Some examples of why you need to look at local categories: What happens to words.

            Other categories can be really different. In Tahitian East Polynesian, there is no concept of “water.” Salt water is a totally different thing from fresh. Salt is “white people’s seawater”—so seawater and salt are classed together, but fresh water has a totally different word.

            Words can be polysemous—having more than one meaning. “Wood” in English means both the material and the grove that produces it. “Tree” once had a similar extension, meaning “wood” as a material, but this has been lost, and “tree” means only the living plant itself.

            Words very often get used metaphorically, and then the metaphoric meaning may become commoner than the original meaning. Only dog breeders now use “bitch” in its original sense.

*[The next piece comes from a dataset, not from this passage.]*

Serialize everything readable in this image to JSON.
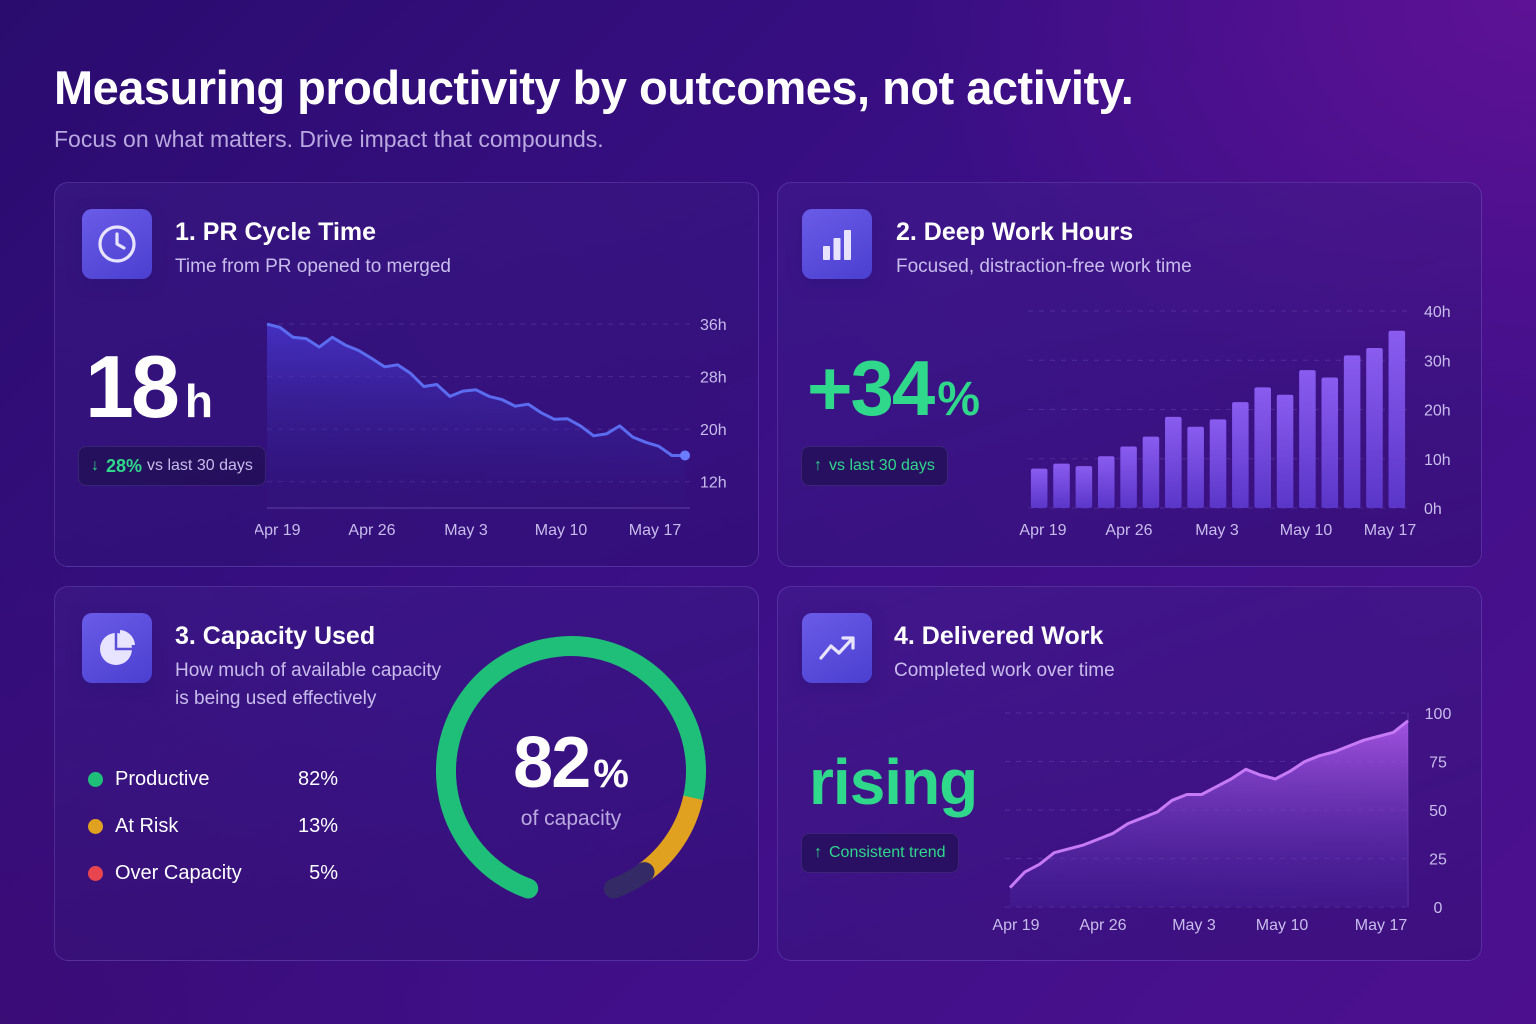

            Words can get expanded over time. Chinese wen “marks” originally meant spots on an animal, tally marks made by people, and the like. When writing was invented, it was used for characters. It thus came to mean “literature,” and then “culture in general,” and by extension “civil” as opposed to “military”: wen vs. wu, people who write vs. people who fight. Something similar happened with English “score,” originally meaning to scratch something, thus expanded to mark a win in a game, and on from there. “Current” extended from streams to electricity, to say nothing of current events.

            Words can contract in meaning over time. “Man” was the original gender-neutral term for “person” in English (cf mann in German). It has only recently come to mean “male.” One of Frake’s examples of semantics is the multiple-level contrast of “man” in English: Person vs animal; male vs. female; adult vs child (man vs boy); stalwart tough guy vs meek one (“Are you a man or a mouse?”). Thus the word has four levels of contrast (Frake 1980).

            A Chinese example is fan “cooked grain,” which originally meant any grain or even root staple crops, and still does in North China, but has become restricted to cooked rice in South China, parallelling Southeast Asian words for cooked rice (e.g. Indonesian nasi).

            And, speaking of rice, in English we call the semidomesticated aquatic grain Zizania “wild rice,” though it is not very closely related to rice. However, in China, real rice (Oryza sativa) occurs in both domesticated and wild forms, and so does Zizania. Worse, Zizania has now been fully domesticated in US. Thus, we now speak of “wildrice” to mean Zizania, even when it is domesticated, and “wild rice” to speak of wild Oryza. So, China has both wild rice and domesticated wildrice. Clear?

            Another process famous in ethnobiology is marking reversal. Newly introduced animals, foods, etc., are very often called “foreign X,” “new X,” or something like that, “X” being the local equivalent. Thus, in English, chiles get called “red pepper,” using the term for a completely different and unrelated plant that is similarly spicy. Chinese does this a lot: “foreign jakfruit” for pineapple, “foreign pomegranate” for guava, and so on. Often, the foreign item becomes more familiar than the local, and thus the “foreign” gets dropped. So pineapples are jakfruits in China now. Maize is called by a name formerly applied to a kind of millet. Similarly, anyone learning Maya might wonder why there are native Maya words for horses and guns, in spite of those being very new to Maya experience, coming with the Conquest. The answer is that the Maya soon saw the resemblance of horses to tapirs, and called the horse the “Castilian tapir”—kaaxlan ts’iimin. Soon the horse became much better known than the tapir, so the horse is now just ts’iimin, while the tapir is k’aaxih ts’iimin, “forest tapir.” The word for gun originally meant “blowgun.” So the Spanish gun was at first a Castilian blowgun.

            All these processes are common in most languages. Thus, pinning down the meaning of a word often means following up metaphoric extensions, expansions, restrictions, changes over time, marking reversals, and much more. It is not a simple or easy process. Ethnobiologists must spend a great deal of time in the field hearing people actually talk about plants and animals.